European stocks retreated for the first week in three as energy and mining companies tumbled with commodities, overshadowing a bigger-than-forecast increase in U.S. payrolls.
Fresnillo Plc, the world’s biggest primary silver producer, slumped 12 percent as the precious metal had the largest weekly drop in more than 30 years. Royal Dutch Shell Plc, Europe’s largest oil company, sank 4.2 percent as crude suffered its biggest weekly retreat in a year. Lloyds Banking Group Plc plunged 8.9 percent after reporting a loss.
The Stoxx 600 dropped 0.9 percent to 281.33 this week, paring its 2011 advance to 2 percent. The measure closed at a two-month high on May 2 as President Barack Obama said U.S. forces killed al-Qaeda leader Osama bin Laden, before sliding 2.2 percent over the following three days.
European shares pared their weekly decline today as U.S. Labor Department figures showed the world’s biggest economy added more jobs than forecast. Payrolls increased by 244,000 workers last month, the biggest gain since May 2010. Private hiring surged by 268,000 in April, the most since February 2006.
Economic data earlier in the week had been less positive. April reports from the Institute for Supply Management released on May 2 and May 4 said U.S. manufacturing cooled and the nation’s service industries expanded at the slowest pace in eight months.
In China, a manufacturing index for last month fell after the government raised interest rates and bank reserve requirements and allowed gains in the yuan to pick up. Factory orders in Germany, Europe’s largest economy, unexpectedly dropped in March, the Economy Ministry in Berlin said.
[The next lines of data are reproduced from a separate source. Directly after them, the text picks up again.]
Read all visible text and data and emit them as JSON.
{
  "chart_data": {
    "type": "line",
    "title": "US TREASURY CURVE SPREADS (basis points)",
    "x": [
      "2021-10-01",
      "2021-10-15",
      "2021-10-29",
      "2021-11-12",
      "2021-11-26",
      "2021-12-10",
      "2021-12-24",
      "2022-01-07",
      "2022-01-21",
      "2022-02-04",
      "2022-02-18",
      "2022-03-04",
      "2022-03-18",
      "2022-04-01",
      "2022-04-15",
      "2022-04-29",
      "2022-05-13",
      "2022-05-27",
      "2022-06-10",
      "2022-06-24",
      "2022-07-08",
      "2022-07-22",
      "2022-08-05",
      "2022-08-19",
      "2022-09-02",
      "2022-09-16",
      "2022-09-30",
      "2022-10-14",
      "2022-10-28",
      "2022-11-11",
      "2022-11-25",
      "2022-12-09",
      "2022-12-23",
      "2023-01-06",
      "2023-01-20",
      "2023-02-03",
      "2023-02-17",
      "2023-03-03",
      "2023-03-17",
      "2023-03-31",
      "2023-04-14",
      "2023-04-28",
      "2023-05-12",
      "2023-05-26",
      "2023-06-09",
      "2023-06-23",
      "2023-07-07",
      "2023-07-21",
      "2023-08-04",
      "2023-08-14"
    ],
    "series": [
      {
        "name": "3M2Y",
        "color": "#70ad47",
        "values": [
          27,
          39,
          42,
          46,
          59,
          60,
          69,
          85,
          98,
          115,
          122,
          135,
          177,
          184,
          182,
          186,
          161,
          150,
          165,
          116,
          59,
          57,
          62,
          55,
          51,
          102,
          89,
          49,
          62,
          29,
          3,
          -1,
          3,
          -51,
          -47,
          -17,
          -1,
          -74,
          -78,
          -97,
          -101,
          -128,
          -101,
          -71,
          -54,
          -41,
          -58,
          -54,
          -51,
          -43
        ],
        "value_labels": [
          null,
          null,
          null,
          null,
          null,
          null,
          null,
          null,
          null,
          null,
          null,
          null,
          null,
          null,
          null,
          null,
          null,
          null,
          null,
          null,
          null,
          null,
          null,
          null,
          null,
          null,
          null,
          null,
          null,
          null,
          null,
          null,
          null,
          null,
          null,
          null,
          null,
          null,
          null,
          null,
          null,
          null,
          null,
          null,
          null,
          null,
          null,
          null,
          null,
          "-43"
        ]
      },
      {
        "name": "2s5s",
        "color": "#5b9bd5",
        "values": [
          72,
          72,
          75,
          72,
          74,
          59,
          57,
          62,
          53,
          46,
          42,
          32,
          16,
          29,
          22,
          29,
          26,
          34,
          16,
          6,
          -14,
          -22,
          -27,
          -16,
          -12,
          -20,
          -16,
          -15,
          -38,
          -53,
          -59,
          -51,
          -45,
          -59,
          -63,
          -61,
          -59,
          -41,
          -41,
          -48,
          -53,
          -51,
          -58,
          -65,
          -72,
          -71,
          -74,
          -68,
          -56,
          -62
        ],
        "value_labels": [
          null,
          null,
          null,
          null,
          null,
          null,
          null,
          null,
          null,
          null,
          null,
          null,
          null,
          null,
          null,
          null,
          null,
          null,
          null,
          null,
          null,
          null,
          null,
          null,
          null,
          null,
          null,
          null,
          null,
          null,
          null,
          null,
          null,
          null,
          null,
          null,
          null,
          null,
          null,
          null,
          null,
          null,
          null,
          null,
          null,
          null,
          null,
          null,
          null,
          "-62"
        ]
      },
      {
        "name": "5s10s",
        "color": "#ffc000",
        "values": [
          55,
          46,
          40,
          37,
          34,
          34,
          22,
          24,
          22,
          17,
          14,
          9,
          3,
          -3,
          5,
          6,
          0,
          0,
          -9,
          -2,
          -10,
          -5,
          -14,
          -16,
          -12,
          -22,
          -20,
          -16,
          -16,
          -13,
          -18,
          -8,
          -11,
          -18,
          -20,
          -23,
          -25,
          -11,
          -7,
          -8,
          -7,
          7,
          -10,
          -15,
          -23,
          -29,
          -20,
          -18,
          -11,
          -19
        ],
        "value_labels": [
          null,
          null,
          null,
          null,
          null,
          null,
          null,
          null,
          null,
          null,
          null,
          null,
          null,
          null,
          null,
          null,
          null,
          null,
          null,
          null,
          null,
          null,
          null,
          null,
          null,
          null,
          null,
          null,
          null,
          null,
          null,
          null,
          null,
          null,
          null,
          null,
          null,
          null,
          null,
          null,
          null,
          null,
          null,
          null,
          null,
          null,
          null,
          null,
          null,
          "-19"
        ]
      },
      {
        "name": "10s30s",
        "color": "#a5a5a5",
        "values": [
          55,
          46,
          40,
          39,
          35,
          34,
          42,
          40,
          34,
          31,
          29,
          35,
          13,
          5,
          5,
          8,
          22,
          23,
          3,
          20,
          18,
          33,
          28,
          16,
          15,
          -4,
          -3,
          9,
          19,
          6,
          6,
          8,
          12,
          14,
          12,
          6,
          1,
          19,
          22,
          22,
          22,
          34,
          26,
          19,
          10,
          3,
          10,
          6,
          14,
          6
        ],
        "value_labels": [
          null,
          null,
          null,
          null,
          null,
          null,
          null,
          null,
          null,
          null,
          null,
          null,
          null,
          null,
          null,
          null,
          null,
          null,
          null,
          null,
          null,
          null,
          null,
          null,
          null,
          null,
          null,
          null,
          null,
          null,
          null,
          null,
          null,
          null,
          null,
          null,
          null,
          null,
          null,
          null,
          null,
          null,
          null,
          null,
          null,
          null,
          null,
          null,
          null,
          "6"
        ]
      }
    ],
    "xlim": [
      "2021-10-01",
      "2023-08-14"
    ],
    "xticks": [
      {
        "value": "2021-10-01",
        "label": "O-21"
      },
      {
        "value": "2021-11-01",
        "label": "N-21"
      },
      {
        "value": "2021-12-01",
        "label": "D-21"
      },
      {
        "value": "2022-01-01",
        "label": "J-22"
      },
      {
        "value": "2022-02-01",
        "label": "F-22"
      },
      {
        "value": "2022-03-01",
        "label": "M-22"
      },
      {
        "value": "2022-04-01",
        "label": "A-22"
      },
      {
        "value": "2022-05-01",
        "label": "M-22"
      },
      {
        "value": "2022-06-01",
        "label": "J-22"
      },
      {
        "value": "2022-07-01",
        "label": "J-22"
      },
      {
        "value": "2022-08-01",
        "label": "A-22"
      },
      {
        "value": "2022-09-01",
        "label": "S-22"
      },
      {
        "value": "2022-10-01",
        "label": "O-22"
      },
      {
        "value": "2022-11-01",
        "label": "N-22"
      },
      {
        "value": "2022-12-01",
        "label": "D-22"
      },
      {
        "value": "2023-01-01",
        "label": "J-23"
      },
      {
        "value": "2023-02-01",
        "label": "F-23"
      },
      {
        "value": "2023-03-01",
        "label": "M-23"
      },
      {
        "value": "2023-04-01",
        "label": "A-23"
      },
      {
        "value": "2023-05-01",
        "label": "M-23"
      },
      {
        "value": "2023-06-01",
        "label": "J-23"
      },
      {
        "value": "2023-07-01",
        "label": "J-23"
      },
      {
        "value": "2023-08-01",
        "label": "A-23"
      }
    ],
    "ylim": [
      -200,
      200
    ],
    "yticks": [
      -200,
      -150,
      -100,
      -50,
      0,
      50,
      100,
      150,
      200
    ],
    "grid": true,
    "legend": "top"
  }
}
Selling swept commodity markets this week as investors sold positions following gains of more than 23 percent in 2011 through April 29 by silver, oil, gasoline, coffee and cotton. The Standard & Poor’s GSCI Index of 24 commodities sank 10 percent this week.
U.S. stocks pared gains, with the Standard & Poor’s 500 Index headed for its biggest weekly loss since March, as concern about a Greek debt restructuring offset optimism from a stronger-than-forecast growth in jobs.
Stocks trimmed gains after two people familiar with the situation said European finance officials are meeting to discuss restructuring Greek debt.
The S&P 500 rose 0.3 percent to 1,338.64 at 3:07 p.m. in New York, after earlier rallying as much as 1.4 percent. The benchmark gauge had dropped 2.1 percent this week through yesterday amid a commodity slump.
Payrolls increased by 244,000 workers last month, the biggest gain since May 2010, after a revised 221,000 gain the prior month, the Labor Department said. Economists projected an April rise of 185,000, according to the median estimate in a Bloomberg News survey. Employment excluding government jobs jumped the most in five years. The jobless rate rose to 9 percent, the first increase since November.